Question: Is the "dual" sequence of vector spaces $0\to\mathfrak{q}^\vee\xrightarrow{\varphi^\vee}\mathfrak{g}^\vee\xrightarrow{\iota^\vee}\mathfrak{h}^\vee\to 0$ also exact?
My thoughts: I was able to prove that $\varphi^\vee$ is injective and that $\text{im}(\varphi^\vee)\subset\text{ker}(\iota^\vee)$. To prove the other inclusion, I tried proving that one can identify $\text{ker}(\iota^\vee)$ with a subspace of $\text{im}(\iota)^\vee$ and that one can identify $\text{ker}(\varphi)^\vee$ with a subspace of $\text{im}(\varphi^\vee)$. I was able to prove the former of these identifications.

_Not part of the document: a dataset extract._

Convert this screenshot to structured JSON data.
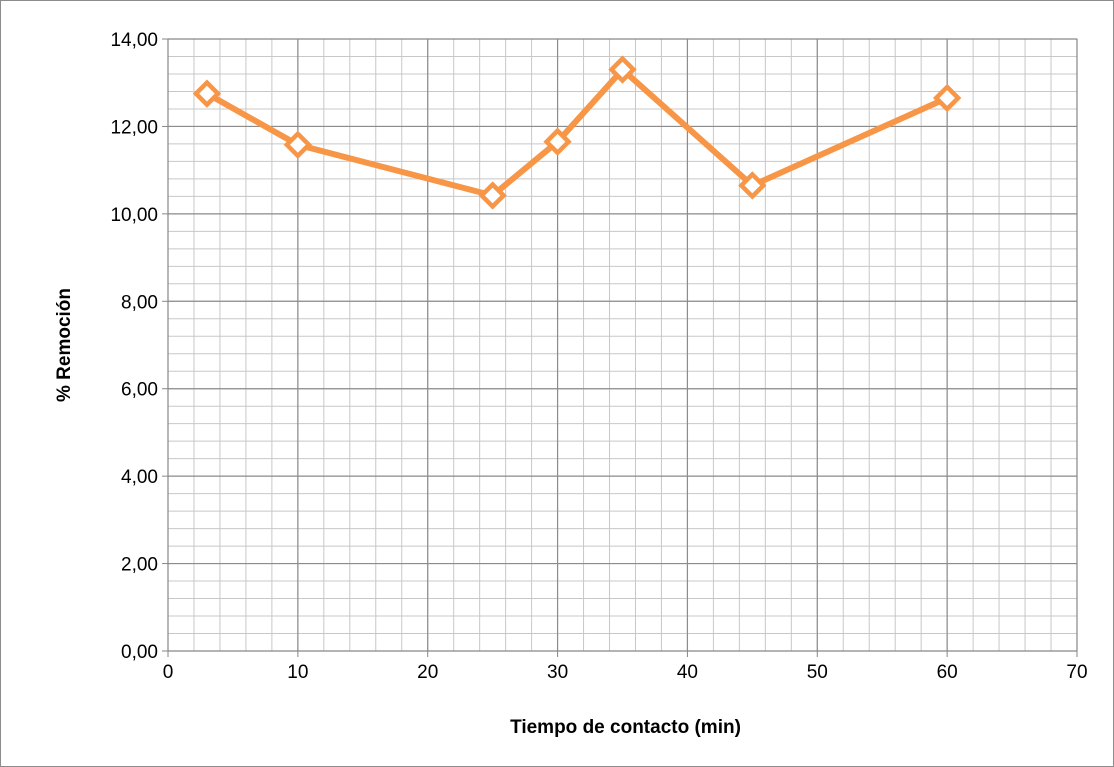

I have trouble showing the rest, i.e. showing that $\iota^\vee$ is surjective and that $\text{ker}(\iota^\vee)\subset\text{im}(\varphi^\vee)$ (or that there exists an injective linear map $\text{ker}(\varphi)^\vee\hookrightarrow\text{im}(\varphi^\vee)$). For surjectivity, I know that $\iota$ has a linear retraction but of course it need not respect the brackets. The vector space dual version of this statement uses the fact that every vector subspace has a complement but of course we cannot assume that every Lie subalgebra has a complementary Lie algebra. Any ideas?
Edit: I have been able to prove everything except the surjectivity of $\iota^\vee$.